Seagrave menulis bahwa tidak ada bukti yang mendukung "dongeng gelap" ini. Dan keponakan buyut Cixi, Yehanara Gen Zheng, seorang bangsawan Manchu, menawarkan versi alternatif. "Selir itu berlidah tajam dan sering berdiri di depan Cixi, membuatnya marah, " katanya. "Ketika mereka akan melarikan diri dari pasukan asing, selir mengatakan dia akan tetap berada di dalam Kota Terlarang. Cixi mengatakan kepadanya bahwa orang-orang barbar akan memperkosanya jika dia tinggal, dan bahwa yang terbaik adalah dia lolos dari aib dengan melemparkan dirinya ke bawah sumur. Selir melakukan hal itu. " Apa pun kebenarannya — dan dari ukuran sumur itu, saya meragukan kedua versi itu — ribuan pengunjung Tiongkok tertarik padanya.

Di dalam taman kekaisaran — pohon dan jalan setapak, kolam, dan paviliun yang dibuat untuk kesenangan pribadi kaisar — ​​gajah perunggu emas berjongkok di bawah batang pohon cemara yang bengkok. Saya tidak pernah datang ke sini tanpa memikirkan Puyi, subjek film 1987 yang memenangkan Academy Award Bernardo Bertolucci, The Last Emperor . Puyi yang malang. Dilahirkan pada tahun 1906, ia diangkat menjadi kaisar tepat sebelum ulang tahunnya yang ketiga; setelah revolusi menyapu wilayah kekuasaannya, pasukan yang akan mendirikan Republik Tiongkok memaksanya untuk turun tahta ketika ia berusia 6 tahun. Penguasa yang salah pilih menghabiskan 12 tahun berikutnya sebagai tahanan virtual; taman adalah tempat perlindungannya.
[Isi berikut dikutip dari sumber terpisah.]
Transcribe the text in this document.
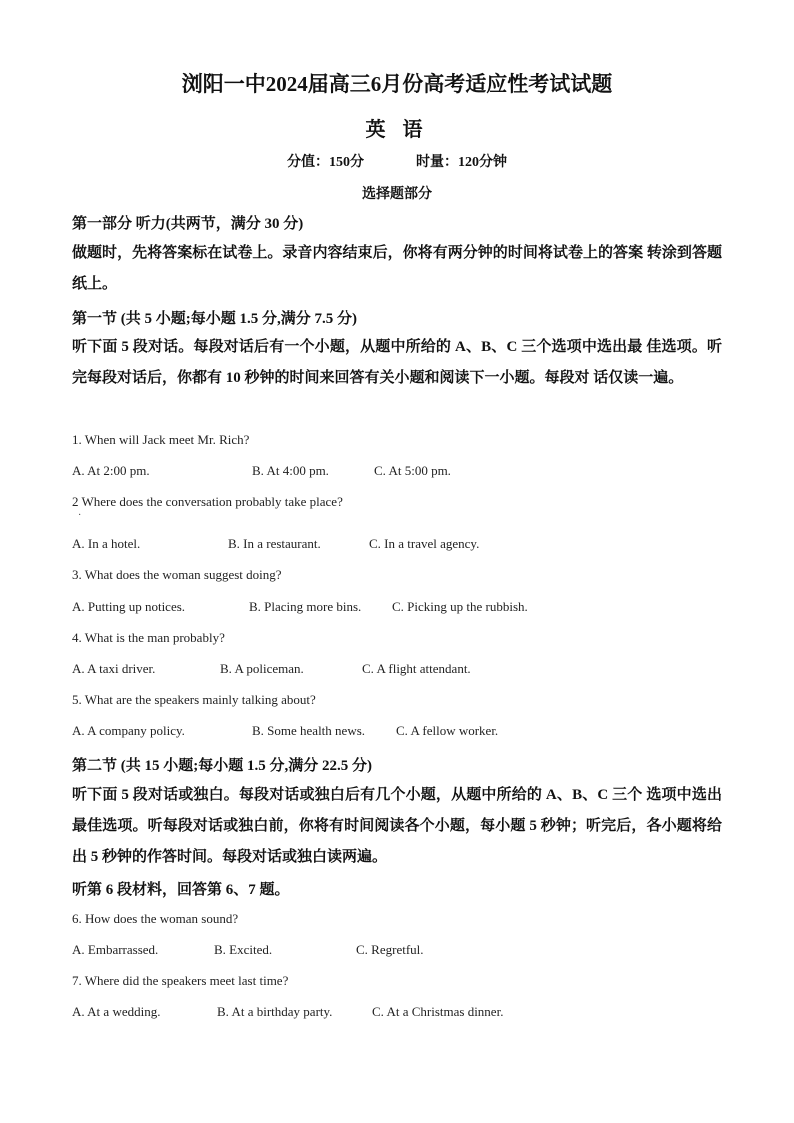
浏阳一中2024届高三6月份高考适应性考试试题
英 语
分值：150分	时量：120分钟
选择题部分
第一部分 听力(共两节，满分 30 分)
做题时，先将答案标在试卷上。录音内容结束后，你将有两分钟的时间将试卷上的答案 转涂到答题纸上。
第一节 (共 5 小题;每小题 1.5 分,满分 7.5 分)
听下面 5 段对话。每段对话后有一个小题，从题中所给的 A、B、C 三个选项中选出最 佳选项。听完每段对话后，你都有 10 秒钟的时间来回答有关小题和阅读下一小题。每段对 话仅读一遍。
1. When will Jack meet Mr. Rich?
A. At 2:00 pm.	B. At 4:00 pm.	C. At 5:00 pm.
2 Where does the conversation probably take place?
·
A. In a hotel.	B. In a restaurant.	C. In a travel agency.
3. What does the woman suggest doing?
A. Putting up notices.	B. Placing more bins. C. Picking up the rubbish.
4. What is the man probably?
A. A taxi driver.	B. A policeman.	C. A flight attendant.
5. What are the speakers mainly talking about?
A. A company policy.	B. Some health news. C. A fellow worker.
第二节 (共 15 小题;每小题 1.5 分,满分 22.5 分)
听下面 5 段对话或独白。每段对话或独白后有几个小题，从题中所给的 A、B、C 三个 选项中选出最佳选项。听每段对话或独白前，你将有时间阅读各个小题，每小题 5 秒钟；听完后，各小题将给出 5 秒钟的作答时间。每段对话或独白读两遍。
听第 6 段材料，回答第 6、7 题。
6. How does the woman sound?
A. Embarrassed.	B. Excited.	C. Regretful.
7. Where did the speakers meet last time?
A. At a wedding.	B. At a birthday party.	C. At a Christmas dinner.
Run Qi Guo Bu Luo, saudara ipar Puyi, berkonsultasi pada film Bertolucci. Pada usia 96, ia tinggal di sebuah apartemen kecil dekat Kota Terlarang. "Puyi tidak pernah ingin menjadi kaisar, " katanya padaku. "Harapan besarnya adalah pergi ke Inggris dan belajar untuk menjadi guru." Tetapi bahkan setelah menyerah, dia tidak bisa lepas dari bahaya kekuasaan. Dalam otobiografinya, Puyi menulis bahwa dia sedang makan apel pada jam 9 pagi pada tanggal 5 November 1924, ketika pasukan Republik memberinya waktu tiga jam untuk mengosongkan Kota Terlarang. Sore itu, setelah menandatangani deklarasi bahwa "gelar kekaisaran Kaisar Hsuan Tung dari Great Ching adalah hari ini dihapuskan untuk selama-lamanya, " Putra Surga melarikan diri dalam armada limusin.

Puyi pindah ke Tianjin, di timur laut Cina, kemudian dikendalikan oleh Jepang. Pada tahun 1932, Jepang mengangkatnya sebagai penguasa Manchukuo, negara boneka mereka di Manchuria. Pada masa Perang Dunia II yang semakin menipis, ia ditangkap oleh pasukan Soviet, dan pada tahun 1950 dipulangkan ke tempat yang telah menjadi Republik Rakyat Tiongkok. Setelah sepuluh tahun di kamp pendidikan ulang, ia bekerja untuk pemerintah sebagai editor. Puyi meninggal pada usia 61 tahun 1967 ketika Revolusi Kebudayaan sedang berlangsung.

Semangat pemberontakan itu hampir merenggut Kota Terlarang. Pengawal Merah, yang telah menjarah situs-situs bersejarah untuk memajukan tujuan Mao untuk menghilangkan sesuatu yang tradisional, juga berencana untuk memecat Kota Terlarang. Tetapi Perdana Menteri Zhou En-lai memerintahkan agar gerbang ditutup dan mengirim pasukan lain untuk melindunginya, sehingga melestarikan, di antara banyak hal lainnya, Gerbang Kedamaian Surgawi, tempat potret ketua masih menggantung.

Paul Raffaele, yang sering menjadi kontributor majalah itu, menulis tentang bahtera perjanjian untuk edisi Desember 2007.